CoreNEURON: Performance and Energy Efficiency Evaluation on Intel and Arm CPUs

2020 
The simulation of detailed neuronal circuits is based on computationally expensive software simulations and requires access to a large computing cluster. The appearance of new Instruction Set Architectures (ISAs) in most recent High-Performance Computing (HPC) systems, together with the layers of system software and complex scientific applications running on top of them, makes the performance and power figures challenging to evaluate. In this paper, we focus on evaluating CoreNEURON on two HPC systems powered by Intel and Arm architectures.
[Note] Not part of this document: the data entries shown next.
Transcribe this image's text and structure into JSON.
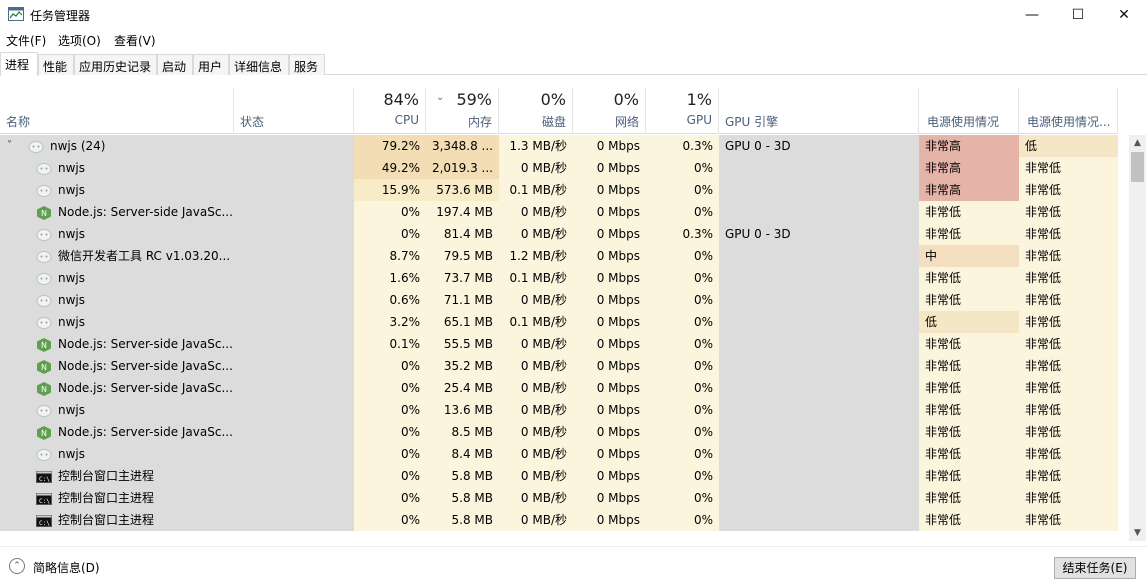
{
  "window": {
    "title": "任务管理器"
  },
  "window_controls": {
    "minimize": "—",
    "maximize": "☐",
    "close": "✕"
  },
  "menu": [
    "文件(F)",
    "选项(O)",
    "查看(V)"
  ],
  "tabs": [
    "进程",
    "性能",
    "应用历史记录",
    "启动",
    "用户",
    "详细信息",
    "服务"
  ],
  "header": {
    "name": "名称",
    "status": "状态",
    "cpu_pct": "84%",
    "cpu": "CPU",
    "mem_pct": "59%",
    "mem": "内存",
    "disk_pct": "0%",
    "disk": "磁盘",
    "net_pct": "0%",
    "net": "网络",
    "gpu_pct": "1%",
    "gpu": "GPU",
    "gpu_engine": "GPU 引擎",
    "power": "电源使用情况",
    "power_trend": "电源使用情况..."
  },
  "rows": [
    {
      "name": "nwjs (24)",
      "icon": "nwjs-icon",
      "expanded": true,
      "cpu": "79.2%",
      "mem": "3,348.8 ...",
      "disk": "1.3 MB/秒",
      "net": "0 Mbps",
      "gpu": "0.3%",
      "gpu_engine": "GPU 0 - 3D",
      "power": "非常高",
      "power_trend": "低"
    },
    {
      "name": "nwjs",
      "icon": "nwjs-icon",
      "cpu": "49.2%",
      "mem": "2,019.3 ...",
      "disk": "0 MB/秒",
      "net": "0 Mbps",
      "gpu": "0%",
      "gpu_engine": "",
      "power": "非常高",
      "power_trend": "非常低"
    },
    {
      "name": "nwjs",
      "icon": "nwjs-icon",
      "cpu": "15.9%",
      "mem": "573.6 MB",
      "disk": "0.1 MB/秒",
      "net": "0 Mbps",
      "gpu": "0%",
      "gpu_engine": "",
      "power": "非常高",
      "power_trend": "非常低"
    },
    {
      "name": "Node.js: Server-side JavaSc...",
      "icon": "nodejs-icon",
      "cpu": "0%",
      "mem": "197.4 MB",
      "disk": "0 MB/秒",
      "net": "0 Mbps",
      "gpu": "0%",
      "gpu_engine": "",
      "power": "非常低",
      "power_trend": "非常低"
    },
    {
      "name": "nwjs",
      "icon": "nwjs-icon",
      "cpu": "0%",
      "mem": "81.4 MB",
      "disk": "0 MB/秒",
      "net": "0 Mbps",
      "gpu": "0.3%",
      "gpu_engine": "GPU 0 - 3D",
      "power": "非常低",
      "power_trend": "非常低"
    },
    {
      "name": "微信开发者工具 RC v1.03.20...",
      "icon": "nwjs-icon",
      "cpu": "8.7%",
      "mem": "79.5 MB",
      "disk": "1.2 MB/秒",
      "net": "0 Mbps",
      "gpu": "0%",
      "gpu_engine": "",
      "power": "中",
      "power_trend": "非常低"
    },
    {
      "name": "nwjs",
      "icon": "nwjs-icon",
      "cpu": "1.6%",
      "mem": "73.7 MB",
      "disk": "0.1 MB/秒",
      "net": "0 Mbps",
      "gpu": "0%",
      "gpu_engine": "",
      "power": "非常低",
      "power_trend": "非常低"
    },
    {
      "name": "nwjs",
      "icon": "nwjs-icon",
      "cpu": "0.6%",
      "mem": "71.1 MB",
      "disk": "0 MB/秒",
      "net": "0 Mbps",
      "gpu": "0%",
      "gpu_engine": "",
      "power": "非常低",
      "power_trend": "非常低"
    },
    {
      "name": "nwjs",
      "icon": "nwjs-icon",
      "cpu": "3.2%",
      "mem": "65.1 MB",
      "disk": "0.1 MB/秒",
      "net": "0 Mbps",
      "gpu": "0%",
      "gpu_engine": "",
      "power": "低",
      "power_trend": "非常低"
    },
    {
      "name": "Node.js: Server-side JavaSc...",
      "icon": "nodejs-icon",
      "cpu": "0.1%",
      "mem": "55.5 MB",
      "disk": "0 MB/秒",
      "net": "0 Mbps",
      "gpu": "0%",
      "gpu_engine": "",
      "power": "非常低",
      "power_trend": "非常低"
    },
    {
      "name": "Node.js: Server-side JavaSc...",
      "icon": "nodejs-icon",
      "cpu": "0%",
      "mem": "35.2 MB",
      "disk": "0 MB/秒",
      "net": "0 Mbps",
      "gpu": "0%",
      "gpu_engine": "",
      "power": "非常低",
      "power_trend": "非常低"
    },
    {
      "name": "Node.js: Server-side JavaSc...",
      "icon": "nodejs-icon",
      "cpu": "0%",
      "mem": "25.4 MB",
      "disk": "0 MB/秒",
      "net": "0 Mbps",
      "gpu": "0%",
      "gpu_engine": "",
      "power": "非常低",
      "power_trend": "非常低"
    },
    {
      "name": "nwjs",
      "icon": "nwjs-icon",
      "cpu": "0%",
      "mem": "13.6 MB",
      "disk": "0 MB/秒",
      "net": "0 Mbps",
      "gpu": "0%",
      "gpu_engine": "",
      "power": "非常低",
      "power_trend": "非常低"
    },
    {
      "name": "Node.js: Server-side JavaSc...",
      "icon": "nodejs-icon",
      "cpu": "0%",
      "mem": "8.5 MB",
      "disk": "0 MB/秒",
      "net": "0 Mbps",
      "gpu": "0%",
      "gpu_engine": "",
      "power": "非常低",
      "power_trend": "非常低"
    },
    {
      "name": "nwjs",
      "icon": "nwjs-icon",
      "cpu": "0%",
      "mem": "8.4 MB",
      "disk": "0 MB/秒",
      "net": "0 Mbps",
      "gpu": "0%",
      "gpu_engine": "",
      "power": "非常低",
      "power_trend": "非常低"
    },
    {
      "name": "控制台窗口主进程",
      "icon": "console-icon",
      "cpu": "0%",
      "mem": "5.8 MB",
      "disk": "0 MB/秒",
      "net": "0 Mbps",
      "gpu": "0%",
      "gpu_engine": "",
      "power": "非常低",
      "power_trend": "非常低"
    },
    {
      "name": "控制台窗口主进程",
      "icon": "console-icon",
      "cpu": "0%",
      "mem": "5.8 MB",
      "disk": "0 MB/秒",
      "net": "0 Mbps",
      "gpu": "0%",
      "gpu_engine": "",
      "power": "非常低",
      "power_trend": "非常低"
    },
    {
      "name": "控制台窗口主进程",
      "icon": "console-icon",
      "cpu": "0%",
      "mem": "5.8 MB",
      "disk": "0 MB/秒",
      "net": "0 Mbps",
      "gpu": "0%",
      "gpu_engine": "",
      "power": "非常低",
      "power_trend": "非常低"
    }
  ],
  "footer": {
    "fewer_details": "简略信息(D)",
    "end_task": "结束任务(E)"
  }
}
CoreNEURON is a computational engine of the widely used NEURON simulator adapted to run on emerging architectures while maintaining compatibility with existing NEURON models developed by the neuroscience community. The evaluation is based on the analysis of the dynamic instruction mix on two versions of CoreNEURON. It focuses on the performance gain obtained by exploiting the Single Instruction Multiple Data (SIMD) unit and includes energy measurements. Our results show that using a tool for increasing data-level parallelism (ISPC) boosts the performance up to $\mathbf{2}\times$ independently on the ISA. Its combination with vendor-specific compilers can further speed up the neural simulation time. Also, the performance/price ratio is higher for Arm-based systems than for Intel ones making them more cost-efficient keeping the same usability level of other HPC systems.